The whole capitalist system being based on a crime, it can hardly be surprising that there is such a proliferation of what are legally known as crimes. We live in a society where the ones who are looked up to are those who can live in luxury out of the proceeds of the work of others without themselves being called on to do any useful work at all. In a society whose motto is acquisitiveness and whose slogan is “I’m all right Jack ” nothing could be more natural than that a proportion of the wage slaves should try and emulate their betters by finding a means of enjoying the good things of life without working.
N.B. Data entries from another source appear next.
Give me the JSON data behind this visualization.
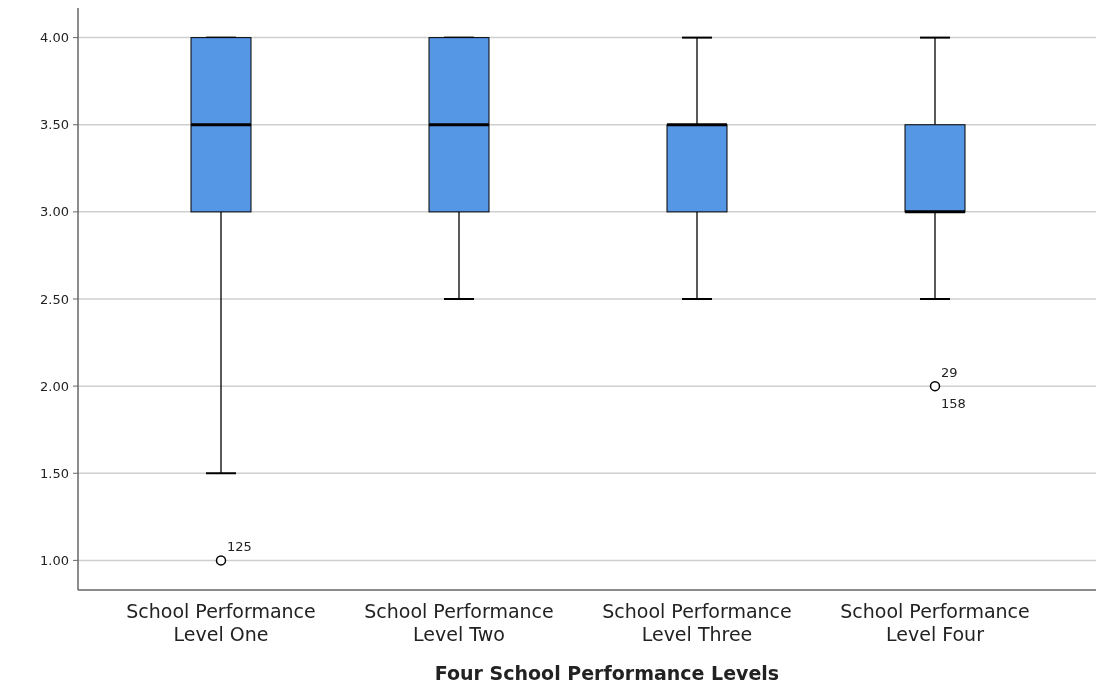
{
  "chart_data": {
    "type": "box",
    "xlabel": "Four School Performance Levels",
    "categories": [
      "School Performance Level One",
      "School Performance Level Two",
      "School Performance Level Three",
      "School Performance Level Four"
    ],
    "series": [
      {
        "color": "#5596e5",
        "boxes": [
          {
            "low": 1.5,
            "q1": 3,
            "median": 3.5,
            "q3": 4,
            "high": 4,
            "outliers": [
              1
            ]
          },
          {
            "low": 2.5,
            "q1": 3,
            "median": 3.5,
            "q3": 4,
            "high": 4
          },
          {
            "low": 2.5,
            "q1": 3,
            "median": 3.5,
            "q3": 3.5,
            "high": 4
          },
          {
            "low": 2.5,
            "q1": 3,
            "median": 3,
            "q3": 3.5,
            "high": 4,
            "outliers": [
              2
            ]
          }
        ]
      }
    ],
    "ylim": [
      0.83,
      4.17
    ],
    "yticks": [
      {
        "value": 1,
        "label": "1.00"
      },
      {
        "value": 1.5,
        "label": "1.50"
      },
      {
        "value": 2,
        "label": "2.00"
      },
      {
        "value": 2.5,
        "label": "2.50"
      },
      {
        "value": 3,
        "label": "3.00"
      },
      {
        "value": 3.5,
        "label": "3.50"
      },
      {
        "value": 4,
        "label": "4.00"
      }
    ],
    "grid": "y",
    "annotations": [
      "125",
      "29",
      "158"
    ]
  }
}
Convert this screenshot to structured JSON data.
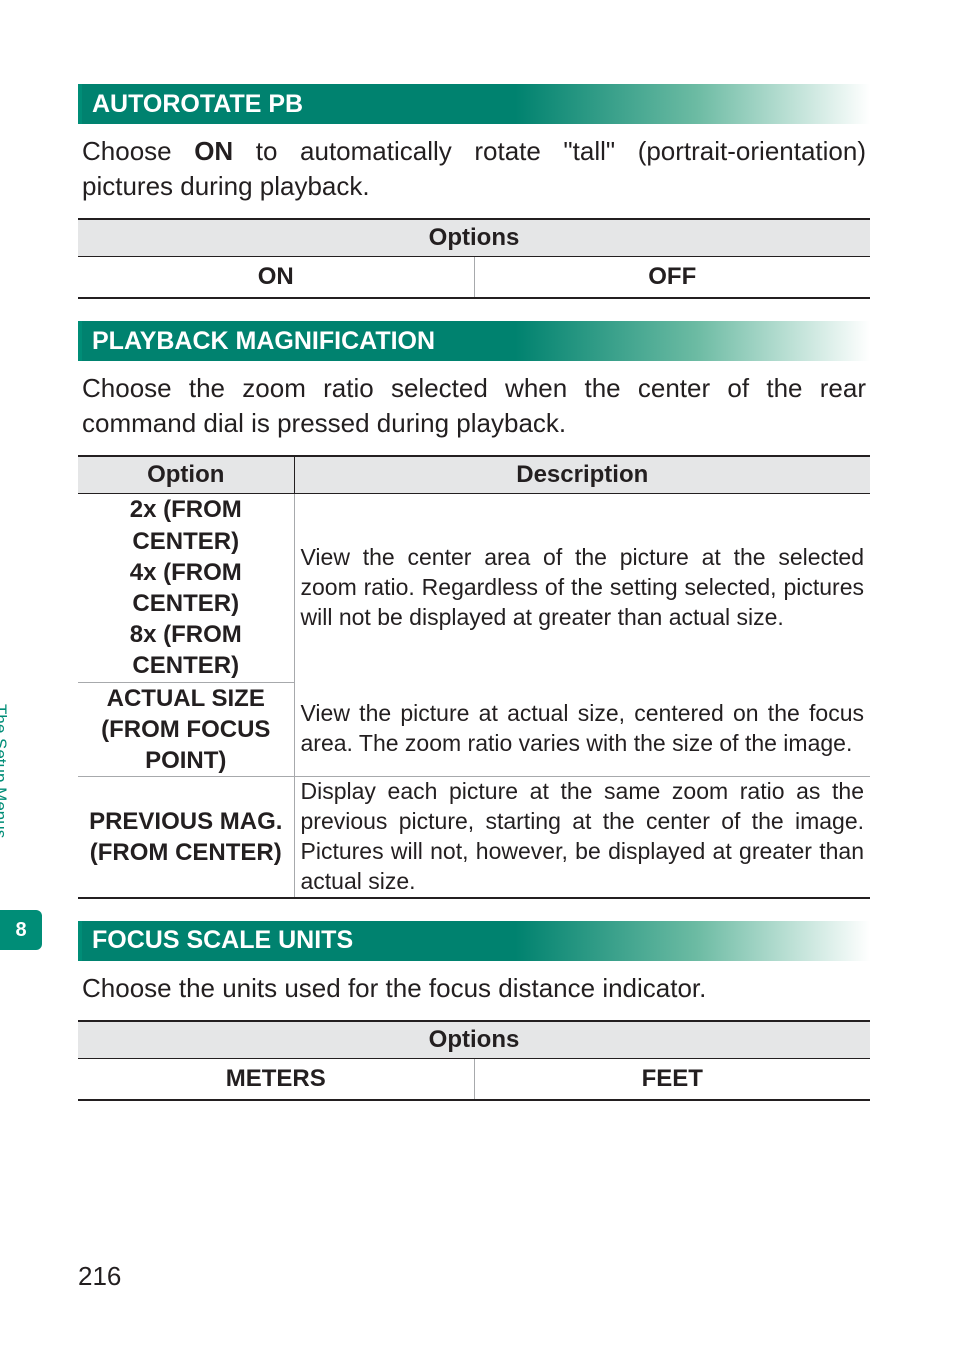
{
  "sidebar": {
    "label": "The Setup Menus",
    "chapter": "8",
    "label_color": "#008d77",
    "box_color": "#008d77"
  },
  "page_number": "216",
  "sections": [
    {
      "title": "AUTOROTATE PB",
      "body_pre": "Choose ",
      "body_bold": "ON",
      "body_post": " to automatically rotate \"tall\" (portrait-orientation) pictures during playback.",
      "options_header": "Options",
      "options": [
        "ON",
        "OFF"
      ]
    },
    {
      "title": "PLAYBACK MAGNIFICATION",
      "body": "Choose the zoom ratio selected when the center of the rear command dial is pressed during playback.",
      "col_option": "Option",
      "col_desc": "Description",
      "rows": {
        "r1_opt": "2x (FROM CENTER)",
        "r2_opt": "4x (FROM CENTER)",
        "r3_opt": "8x (FROM CENTER)",
        "r123_desc": "View the center area of the picture at the selected zoom ratio. Regardless of the setting selected, pictures will not be displayed at greater than actual size.",
        "r4_opt_l1": "ACTUAL SIZE",
        "r4_opt_l2": "(FROM FOCUS POINT)",
        "r4_desc": "View the picture at actual size, centered on the focus area. The zoom ratio varies with the size of the image.",
        "r5_opt_l1": "PREVIOUS MAG.",
        "r5_opt_l2": "(FROM CENTER)",
        "r5_desc": "Display each picture at the same zoom ratio as the previous picture, starting at the center of the image. Pictures will not, however, be displayed at greater than actual size."
      }
    },
    {
      "title": "FOCUS SCALE UNITS",
      "body": "Choose the units used for the focus distance indicator.",
      "options_header": "Options",
      "options": [
        "METERS",
        "FEET"
      ]
    }
  ],
  "styling": {
    "heading_gradient_start": "#00826f",
    "heading_gradient_end": "#ffffff",
    "heading_text_color": "#ffffff",
    "table_header_bg": "#e5e6e7",
    "table_border": "#231f20",
    "table_inner_border": "#a7a9ac",
    "body_font_size_pt": 20,
    "heading_font_size_pt": 19,
    "page_bg": "#ffffff"
  }
}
And in a world where periodically it becomes not only permitted but a duty to steal and burn and kill in the wars of the master class it is clearly not so easy to keep “morals” in the convenient pigeon-holes that would suit our rulers.
 
Perhaps a suitably cynical conclusion to this article could be provided by mentioning that yet another committee has been recently set up to enquire into the causes of crime with the Home Secretary himself as chairman. But it is safe to assume that they will not reach the one conclusion which will make their deliberations worthwhile. We will eliminate crime only when we eliminate capitalism.